Thank you Steve, so basically the max power supplied by this kind of panel will be 208V whether I'm hooking up a single phase 220V motor or the 3 phase 220/380V motor? This kind of panel is a standard and so are 220V motors. In this scenario the kind of torque loss you mention is a pretty common condition?
The max voltage the panel will provide is 208V per phase.
A single phase 220V single phase motor or a 220V 3 pase motor will work fine on 208V with the caveats previously mentioned.
Can you give me the nameplate data off that motor?
Are you sure it has 220V three phase connections because on a 380V three phase system, 220V would be the line to neutral voltage.
Do you see the nameplate? Let me know what is on it please.
I don't have the name plate in front of me but from memory it's labeled 220/380V, 60Hz, 4Kw, Type B and has the delta/wye symbols. The motor is on a woodworking machine, the vendor typically sells motors for European use but I requested a better configuration for the U.S. This is the closest type they had available.
Ahh, this is something different. You may not be able to use it but I would still like to see the nameplate.
This motor is designed for a 380V three phase system. If connected in delta, you would need 380V. If you connect to wye, which some motors can do, the electrical system you would wire that to would be 380/220 where 220 = 380 divided by root 3.
So, botXXXXX XXXXXne is that this is not a 220V motor. It is most likely a 380V motor. That will not play nice on your 208V service unfortunately. There is a good chance that it is also a 50Hz motor in which case running it on 60Hz is going to make it run 20% faster and possibly heat it up a bit in the process.
If you can get me full details of the motor nameplate I will confirm this but it looks as if you are going to need a small step up transformer (for the voltage) and a small variable frequency drive (for the frequency and speed control).
Thank you very much Steve, I will get a picture of the name plate for you tomorrow. The one thing I'm 100% positive about is it that the frequency is 60Hz as per U.S. standards.
Ok, then the motor will run at the proper speed.
I'll be here.
Hi Steve, took a while but managed to upload the motor plates for 3 machines.
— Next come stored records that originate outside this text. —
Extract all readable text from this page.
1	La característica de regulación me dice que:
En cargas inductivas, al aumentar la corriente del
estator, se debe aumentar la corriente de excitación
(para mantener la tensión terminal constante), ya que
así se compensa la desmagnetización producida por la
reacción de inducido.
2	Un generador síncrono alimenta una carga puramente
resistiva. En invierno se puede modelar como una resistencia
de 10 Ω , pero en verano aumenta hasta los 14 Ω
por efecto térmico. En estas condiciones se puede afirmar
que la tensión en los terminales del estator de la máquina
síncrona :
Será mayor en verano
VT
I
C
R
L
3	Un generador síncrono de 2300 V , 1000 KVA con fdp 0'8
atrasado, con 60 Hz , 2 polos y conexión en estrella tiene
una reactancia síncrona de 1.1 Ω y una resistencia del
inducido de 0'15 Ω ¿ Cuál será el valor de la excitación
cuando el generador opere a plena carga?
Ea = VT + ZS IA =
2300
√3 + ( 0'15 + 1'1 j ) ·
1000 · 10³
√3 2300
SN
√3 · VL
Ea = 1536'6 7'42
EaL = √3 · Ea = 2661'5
I thought they were all identical aside from Kw but looks like there may be some variation? Also including a picture of one of the starters and have been told that this type of motor configuration is used in Mexico.
Sorry this has become more involved, be happy to pay more and thanks in advance.
Ok, I took a look. I'm going to say that I think you are ok at 220V. The planer and jointer are definitely good. The table saw - I found a couple of manufacturers that make that motor and it clearly runs at either 220 or 380.
You can't hurt it by hooking it to 220 just to see if it runs. I think it will run with no problem. The worst thing that can happen is that you have no torque. You wont burn it up.
I think you are good for all three motors.
Let me know if I can help you further.
Thank you very much Steve, I have enough to go on now.
Great, please do not forget to rate my service. I'll still be here if you need more help with this issue down the road.